Por: Jorge Eduardo García Pulido
La glorieta de La Minerva es, para los tapatíos, mucho más que una intersección vial o un punto de reunión para festejos deportivos. Es un altar cívico donde reside el sincretismo de nuestra identidad: una deidad romana con rostro mestizo que custodia la ciudad bajo la premisa de «Justicia, Sabiduría y Fortaleza». Sin embargo, la reciente intención de inscribir el nombre de la actual presidente en su pedestal ha abierto un debate profundo sobre el respeto al patrimonio, el rigor de la historia y las prioridades de una administración que enfrenta retos mayúsculos en las calles.
Para comprender la magnitud de lo que este monumento representa, es necesario acudir a su origen. Minerva es la heredera romana de la Atenea griega, pero con matices que definen su esencia en nuestra ciudad. Mientras que Atenea es la diosa de la guerra estratégica y la sabiduría pura, Minerva añade a estas facultades el patronato de las artes, el comercio y la justicia civil. La diferencia fundamental radica en que Minerva representa la inteligencia aplicada a la construcción de la sociedad y la defensa del orden cívico, más que al conflicto mismo. En Guadalajara, esta figura se vuelve única gracias al escultor Joaquín Arias, quien en 1956 le otorgó rasgos indígenas, creando una simbiosis que nos recuerda que nuestra fortaleza proviene de la unión de dos mundos.
El honor y el rigor histórico deben caminar de la mano. La narrativa oficial ha impulsado con fuerza la idea de un hito sin precedentes; no obstante, en el ejercicio periodístico y en la memoria de las instituciones, la verdad debe ser compartida con exactitud. Si bien es cierto que la actual titular es la primera mujer en acceder al cargo mediante el voto popular, la historia registra que el mando municipal ya ha sido ejercido por una mujer. En marzo de 2021, Bárbara Lizette Trigueros Becerra asumió la presidencia municipal de Guadalajara como interina. Omitir este antecedente en el afán de construir un hito de primicia absoluta no solo es una imprecisión, sino una falta de empatía hacia el camino trazado por otras mujeres en la política local. El Cabildo, al conceder estas iniciativas, debe velar por que el bronce sea un reflejo fiel de la cronología de nuestra ciudad, pues el honor se debe a quien realmente lo merece, sin matices que borren el pasado.

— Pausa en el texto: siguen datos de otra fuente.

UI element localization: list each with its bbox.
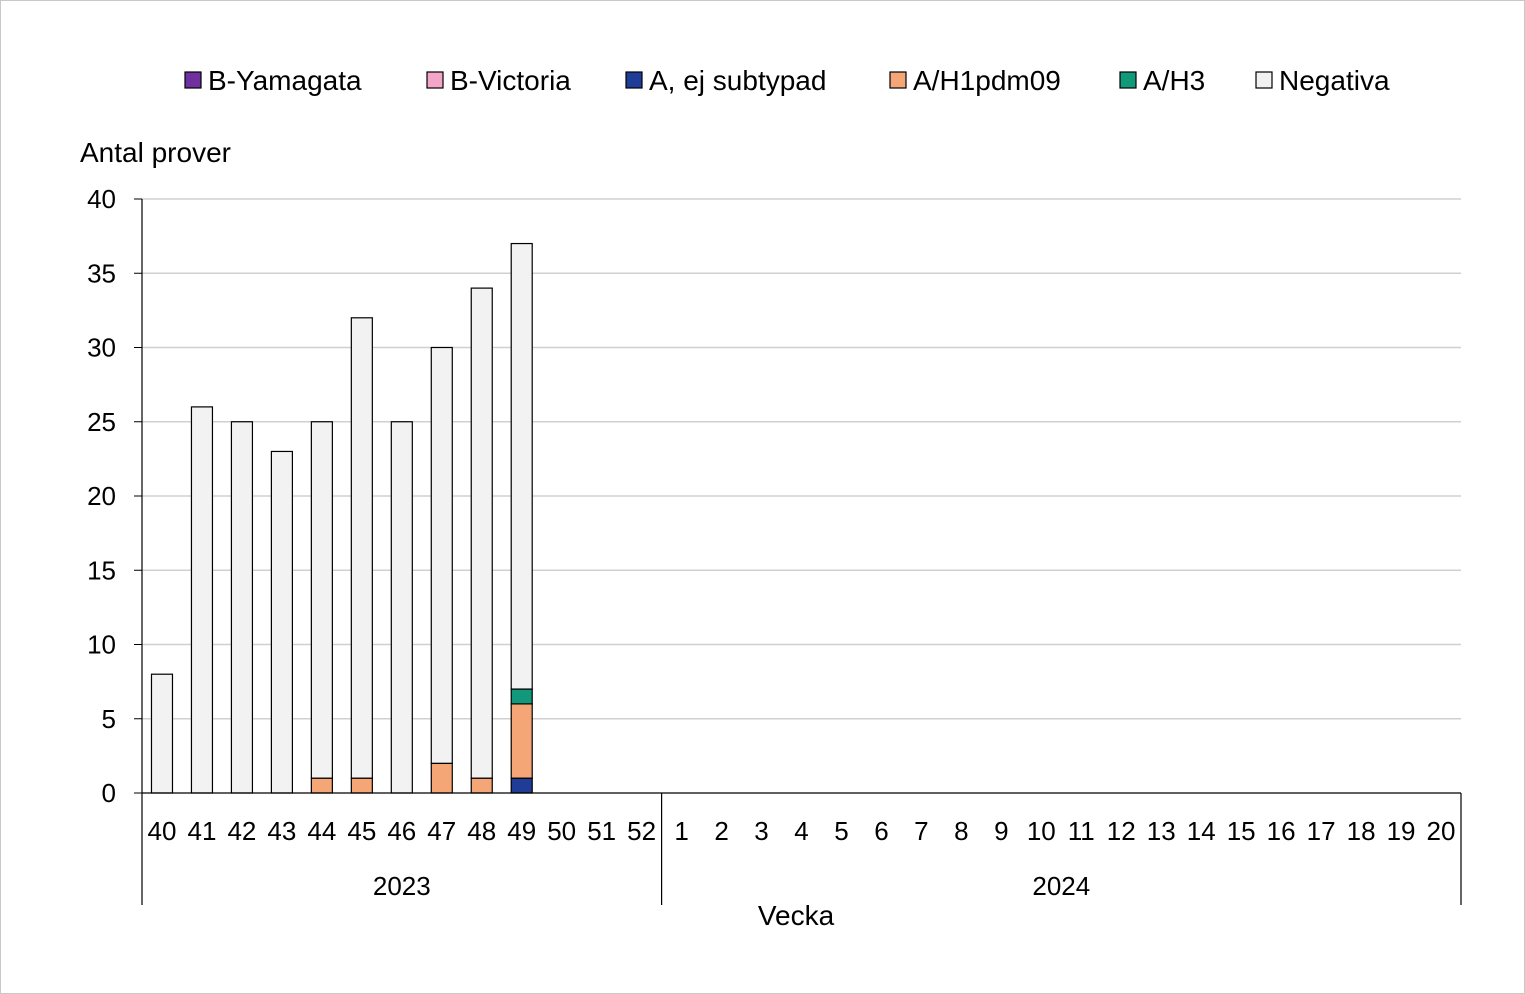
x-tick-label: 46 bbox=[387, 816, 416, 846]
x-tick-label: 10 bbox=[1027, 816, 1056, 846]
bar-a-h1pdm09-week-44 bbox=[310, 777, 333, 794]
legend-label-b-yamagata: B-Yamagata bbox=[208, 65, 362, 96]
x-tick-label: 11 bbox=[1068, 816, 1095, 846]
bar-negativa-week-49 bbox=[510, 242, 533, 690]
bar-a-h1pdm09-week-45 bbox=[350, 777, 373, 794]
bar-a-ej-subtypad-week-49 bbox=[510, 777, 533, 794]
legend-label-negativa: Negativa bbox=[1279, 65, 1390, 96]
x-tick-label: 14 bbox=[1187, 816, 1216, 846]
y-tick-label: 15 bbox=[87, 555, 116, 585]
x-tick-label: 5 bbox=[834, 816, 848, 846]
y-axis-ticks: 0 5 10 15 20 25 30 35 40 bbox=[87, 184, 142, 808]
x-tick-label: 13 bbox=[1147, 816, 1176, 846]
bar-a-h1pdm09-week-48 bbox=[470, 777, 493, 794]
bar-a-h1pdm09-week-47 bbox=[430, 762, 453, 794]
y-tick-label: 30 bbox=[87, 333, 116, 363]
legend-swatch-b-victoria bbox=[426, 71, 444, 89]
x-tick-label: 1 bbox=[674, 816, 688, 846]
bar-negativa-week-44 bbox=[310, 421, 333, 779]
group-label-2023: 2023 bbox=[373, 871, 431, 901]
y-axis-title: Antal prover bbox=[80, 137, 231, 168]
bar-negativa-week-48 bbox=[470, 287, 493, 779]
legend-label-a-h3: A/H3 bbox=[1143, 65, 1205, 96]
bar-negativa-week-43 bbox=[270, 450, 293, 794]
x-tick-label: 44 bbox=[307, 816, 336, 846]
y-tick-label: 20 bbox=[87, 481, 116, 511]
bar-negativa-week-41 bbox=[190, 406, 214, 794]
x-tick-label: 6 bbox=[874, 816, 888, 846]
x-tick-label: 2 bbox=[714, 816, 728, 846]
legend-label-a-h1pdm09: A/H1pdm09 bbox=[913, 65, 1061, 96]
x-tick-label: 51 bbox=[587, 816, 616, 846]
group-label-2024: 2024 bbox=[1032, 871, 1090, 901]
x-tick-label: 20 bbox=[1427, 816, 1456, 846]
x-axis-groups: 2023 2024 bbox=[141, 793, 1462, 905]
bar-negativa-week-45 bbox=[350, 317, 373, 779]
legend-label-a-ej-subtypad: A, ej subtypad bbox=[649, 65, 826, 96]
y-tick-label: 5 bbox=[102, 704, 116, 734]
gridlines bbox=[142, 198, 1461, 720]
x-tick-label: 41 bbox=[187, 816, 216, 846]
x-tick-label: 50 bbox=[547, 816, 576, 846]
x-tick-label: 45 bbox=[347, 816, 376, 846]
x-tick-label: 8 bbox=[954, 816, 968, 846]
x-tick-label: 42 bbox=[227, 816, 256, 846]
legend-label-b-victoria: B-Victoria bbox=[450, 65, 571, 96]
axes bbox=[141, 199, 1461, 794]
bar-negativa-week-40 bbox=[150, 673, 174, 794]
x-tick-label: 15 bbox=[1227, 816, 1256, 846]
y-tick-label: 35 bbox=[87, 258, 116, 288]
legend: B-Yamagata B-Victoria A, ej subtypad A/H1pd… bbox=[184, 65, 1390, 96]
x-tick-label: 52 bbox=[627, 816, 656, 846]
x-tick-label: 3 bbox=[754, 816, 768, 846]
y-tick-label: 25 bbox=[87, 407, 116, 437]
legend-swatch-a-h3 bbox=[1119, 71, 1137, 89]
x-axis-ticks: 40 41 42 43 44 45 46 47 48 49 50 51 52 1 2 3 4 5 6 7 8 9 10 11 1… bbox=[148, 816, 1456, 846]
bar-negativa-week-46 bbox=[390, 421, 413, 794]
x-tick-label: 43 bbox=[267, 816, 296, 846]
legend-swatch-negativa bbox=[1255, 71, 1273, 89]
bars bbox=[150, 242, 533, 794]
x-axis-title: Vecka bbox=[758, 900, 835, 931]
legend-swatch-a-h1pdm09 bbox=[889, 71, 907, 89]
x-tick-label: 17 bbox=[1307, 816, 1336, 846]
legend-swatch-b-yamagata bbox=[184, 71, 202, 89]
y-tick-label: 40 bbox=[87, 184, 116, 214]
bar-a-h3-week-49 bbox=[510, 688, 533, 705]
bar-a-h1pdm09-week-49 bbox=[510, 703, 533, 779]
x-tick-label: 16 bbox=[1267, 816, 1296, 846]
x-tick-label: 48 bbox=[467, 816, 496, 846]
x-tick-label: 9 bbox=[994, 816, 1008, 846]
bar-negativa-week-42 bbox=[230, 421, 254, 794]
legend-swatch-a-ej-subtypad bbox=[625, 71, 643, 89]
x-tick-label: 18 bbox=[1347, 816, 1376, 846]
x-tick-label: 4 bbox=[794, 816, 808, 846]
x-tick-label: 47 bbox=[427, 816, 456, 846]
bar-negativa-week-47 bbox=[430, 346, 453, 764]
y-tick-label: 10 bbox=[87, 630, 116, 660]
x-tick-label: 40 bbox=[148, 816, 177, 846]
x-tick-label: 19 bbox=[1387, 816, 1416, 846]
x-tick-label: 12 bbox=[1107, 816, 1136, 846]
x-tick-label: 49 bbox=[507, 816, 536, 846]
y-tick-label: 0 bbox=[102, 778, 116, 808]
x-tick-label: 7 bbox=[914, 816, 928, 846]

Desde la arquitectura y el urbanismo, La Minerva es un símbolo de permanencia. Intentar vincular la imagen de un funcionario en funciones a un monumento de tal jerarquía se percibe, en el sentir popular, como una suerte de profanación de lo sagrado. La ciudadanía hoy no pide nombres grabados en piedra; pide soluciones grabadas en la realidad cotidiana. La reciente inversión de más de setenta millones de pesos en la remodelación de la glorieta contrasta drásticamente con la vivencia de quienes habitan las colonias de la periferia, donde el bacheo, la iluminación y el servicio de agua son asignaturas pendientes. La majestuosidad de la estatua parece hoy más distante que nunca del suelo que pisan los tapatíos.
La sabiduría que representa Minerva implica la capacidad de leer la realidad con justicia. Los datos más recientes del INEGI correspondientes a abril de 2026 colocan a Guadalajara en un punto crítico, donde el 90.2 por ciento de los tapatíos manifiesta sentirse inseguro en su ciudad. Este incremento refleja una desconexión entre la inversión en imagen urbana y la percepción de paz pública. Es imperativo notar que el 67.2 por ciento de las mujeres reporta sentirse vulnerable en sus trayectos diarios. Resulta paradójico que, mientras se busca celebrar el empoderamiento femenino en un monumento, la mujer tapatía promedio sigue enfrentando una realidad de inseguridad en los cajeros, el transporte y las plazas públicas.
La verdadera trascendencia de un gobernante no se decreta en una sesión de Cabildo ni se garantiza con una placa de bronce. Se construye con la sensibilidad de entender que los símbolos pertenecen a la historia y que el presente pertenece a los ciudadanos. Al final del día, más allá de los honores que el poder se otorga a sí mismo, queda una pregunta fundamental para la reflexión personal de la mandataria: ¿Cómo desea ser recordada realmente por los tapatíos? ¿Como la figura que buscó perpetuarse en el bronce de un monumento preexistente, o como la presidente que tuvo la sabiduría de Minerva para transformar el miedo de las calles en la seguridad y la paz que Guadalajara tanto reclama? El tiempo, y no una placa, será el encargado de dar la respuesta definitiva.